I am studying the following quartic curve:
$f(x,y) = c_1x^2 + c_2x^4 + c_3x^2y + c_4x^2y^2 + c_5y^2 + c_ 6y^3 + c_7y^4$
where $c_i$ are constant (in fact they are expressions in terms of other constants). Starting to learn a bit about curves, I found that a necessary condition for a point $(x_0, y_0)$ be singular (a double point) is that
$$F(x_0, y_0) = 0,\qquad F_x (x_0, y_0) = 0,\qquad F_y (x_0, y_0) = 0$$
and that the second derivatives calculated at that point are not all equal to zero. Solving these three equations (trial and error) I got two solutions:
$$(x_0, y_0) = (0,0),\qquad (x_0, y_0) = (0, -2 c_5/c_6)$$
The second solution is a solution due to the fact that the coefficients $c_i$ are interrelated. For both points the second derivatives are not equal to zero.

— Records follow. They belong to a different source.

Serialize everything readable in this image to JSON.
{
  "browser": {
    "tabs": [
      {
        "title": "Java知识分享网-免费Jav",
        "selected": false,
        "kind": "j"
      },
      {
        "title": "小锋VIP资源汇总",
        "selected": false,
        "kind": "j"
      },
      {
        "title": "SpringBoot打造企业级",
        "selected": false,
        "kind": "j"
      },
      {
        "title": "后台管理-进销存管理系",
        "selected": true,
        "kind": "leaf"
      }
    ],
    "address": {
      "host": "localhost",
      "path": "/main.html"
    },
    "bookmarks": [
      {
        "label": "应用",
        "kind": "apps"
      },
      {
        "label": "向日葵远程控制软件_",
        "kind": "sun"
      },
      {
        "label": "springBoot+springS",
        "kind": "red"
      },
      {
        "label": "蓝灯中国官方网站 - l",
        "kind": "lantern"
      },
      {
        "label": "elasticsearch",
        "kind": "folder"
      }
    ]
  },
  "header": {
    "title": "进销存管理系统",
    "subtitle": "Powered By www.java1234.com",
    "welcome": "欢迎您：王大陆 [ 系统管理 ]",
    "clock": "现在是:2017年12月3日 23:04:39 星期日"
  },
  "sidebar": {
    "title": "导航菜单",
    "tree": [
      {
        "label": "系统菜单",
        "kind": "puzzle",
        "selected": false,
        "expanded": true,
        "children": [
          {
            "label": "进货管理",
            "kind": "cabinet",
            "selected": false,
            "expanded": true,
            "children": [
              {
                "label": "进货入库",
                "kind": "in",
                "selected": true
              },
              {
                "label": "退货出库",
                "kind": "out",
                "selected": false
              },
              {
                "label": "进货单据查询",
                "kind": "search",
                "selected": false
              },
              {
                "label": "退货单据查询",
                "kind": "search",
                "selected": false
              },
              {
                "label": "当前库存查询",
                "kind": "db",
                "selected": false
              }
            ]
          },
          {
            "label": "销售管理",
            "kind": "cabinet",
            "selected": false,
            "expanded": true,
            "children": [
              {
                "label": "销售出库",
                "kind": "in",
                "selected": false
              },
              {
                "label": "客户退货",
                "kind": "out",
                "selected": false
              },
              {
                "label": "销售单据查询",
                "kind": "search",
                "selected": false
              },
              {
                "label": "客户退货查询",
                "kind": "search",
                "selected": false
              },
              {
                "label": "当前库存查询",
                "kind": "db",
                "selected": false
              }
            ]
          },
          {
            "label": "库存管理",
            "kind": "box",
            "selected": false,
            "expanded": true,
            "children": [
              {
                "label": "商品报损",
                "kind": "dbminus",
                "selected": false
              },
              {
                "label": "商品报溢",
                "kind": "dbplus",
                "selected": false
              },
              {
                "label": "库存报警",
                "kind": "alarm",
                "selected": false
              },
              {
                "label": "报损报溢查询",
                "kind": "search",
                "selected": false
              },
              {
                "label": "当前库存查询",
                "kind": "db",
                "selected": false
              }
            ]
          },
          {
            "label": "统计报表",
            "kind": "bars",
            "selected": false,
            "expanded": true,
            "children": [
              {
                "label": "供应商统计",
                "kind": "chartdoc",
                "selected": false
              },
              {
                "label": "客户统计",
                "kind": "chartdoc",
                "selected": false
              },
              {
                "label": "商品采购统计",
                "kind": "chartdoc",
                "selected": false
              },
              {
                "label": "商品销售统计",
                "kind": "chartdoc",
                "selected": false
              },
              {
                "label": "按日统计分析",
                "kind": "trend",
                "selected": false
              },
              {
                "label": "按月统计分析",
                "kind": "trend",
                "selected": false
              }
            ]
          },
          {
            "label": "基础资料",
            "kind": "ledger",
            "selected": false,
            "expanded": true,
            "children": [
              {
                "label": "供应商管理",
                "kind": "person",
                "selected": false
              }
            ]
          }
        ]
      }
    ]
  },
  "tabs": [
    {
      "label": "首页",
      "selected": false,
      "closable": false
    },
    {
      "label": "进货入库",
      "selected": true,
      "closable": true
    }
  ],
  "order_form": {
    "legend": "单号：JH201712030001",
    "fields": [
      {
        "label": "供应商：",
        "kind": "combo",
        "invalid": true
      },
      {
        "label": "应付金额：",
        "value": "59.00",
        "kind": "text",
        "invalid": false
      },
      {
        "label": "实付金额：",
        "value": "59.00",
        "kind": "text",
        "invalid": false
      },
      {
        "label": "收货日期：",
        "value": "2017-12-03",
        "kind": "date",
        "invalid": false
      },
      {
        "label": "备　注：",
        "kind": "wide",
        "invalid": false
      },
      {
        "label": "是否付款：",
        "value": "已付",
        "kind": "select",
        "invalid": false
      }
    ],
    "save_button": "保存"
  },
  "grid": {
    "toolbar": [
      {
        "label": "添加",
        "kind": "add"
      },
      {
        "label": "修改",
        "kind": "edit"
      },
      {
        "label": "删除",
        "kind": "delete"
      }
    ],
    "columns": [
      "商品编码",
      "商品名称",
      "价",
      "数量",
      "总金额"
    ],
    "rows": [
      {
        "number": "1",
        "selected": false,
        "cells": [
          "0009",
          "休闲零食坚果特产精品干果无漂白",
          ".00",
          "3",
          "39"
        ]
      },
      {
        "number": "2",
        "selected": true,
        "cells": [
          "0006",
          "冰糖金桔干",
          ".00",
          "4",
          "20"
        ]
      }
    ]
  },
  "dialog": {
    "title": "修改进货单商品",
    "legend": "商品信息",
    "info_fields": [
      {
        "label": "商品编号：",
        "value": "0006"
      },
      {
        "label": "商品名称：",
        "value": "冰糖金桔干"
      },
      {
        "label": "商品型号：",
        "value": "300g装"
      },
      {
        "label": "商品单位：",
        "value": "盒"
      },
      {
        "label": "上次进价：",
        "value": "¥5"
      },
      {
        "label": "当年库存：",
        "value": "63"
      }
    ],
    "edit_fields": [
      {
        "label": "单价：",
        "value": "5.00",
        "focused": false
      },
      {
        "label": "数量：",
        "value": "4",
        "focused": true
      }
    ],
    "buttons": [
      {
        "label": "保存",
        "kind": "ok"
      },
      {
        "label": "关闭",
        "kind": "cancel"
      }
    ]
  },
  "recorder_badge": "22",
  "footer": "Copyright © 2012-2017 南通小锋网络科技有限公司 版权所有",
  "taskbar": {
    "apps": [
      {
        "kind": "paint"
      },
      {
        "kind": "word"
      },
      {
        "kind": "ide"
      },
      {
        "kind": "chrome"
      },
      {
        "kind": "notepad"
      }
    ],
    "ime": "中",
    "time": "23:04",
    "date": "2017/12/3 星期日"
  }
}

Therefore, this curve has apparently has two double points, both with multiplicity equal to 2. Thus, this curve would have genus = 1, if there are no more singular points.
My questions are:
Is what I said above accurate?
Is there any simple way to test if there is more singular points?
If there are no more singular points, how can I parameterize a quartic curve like that? (I tried to transform this curve in an elliptic one, making $x^2 = z$, but I'm not sure if this is correct.)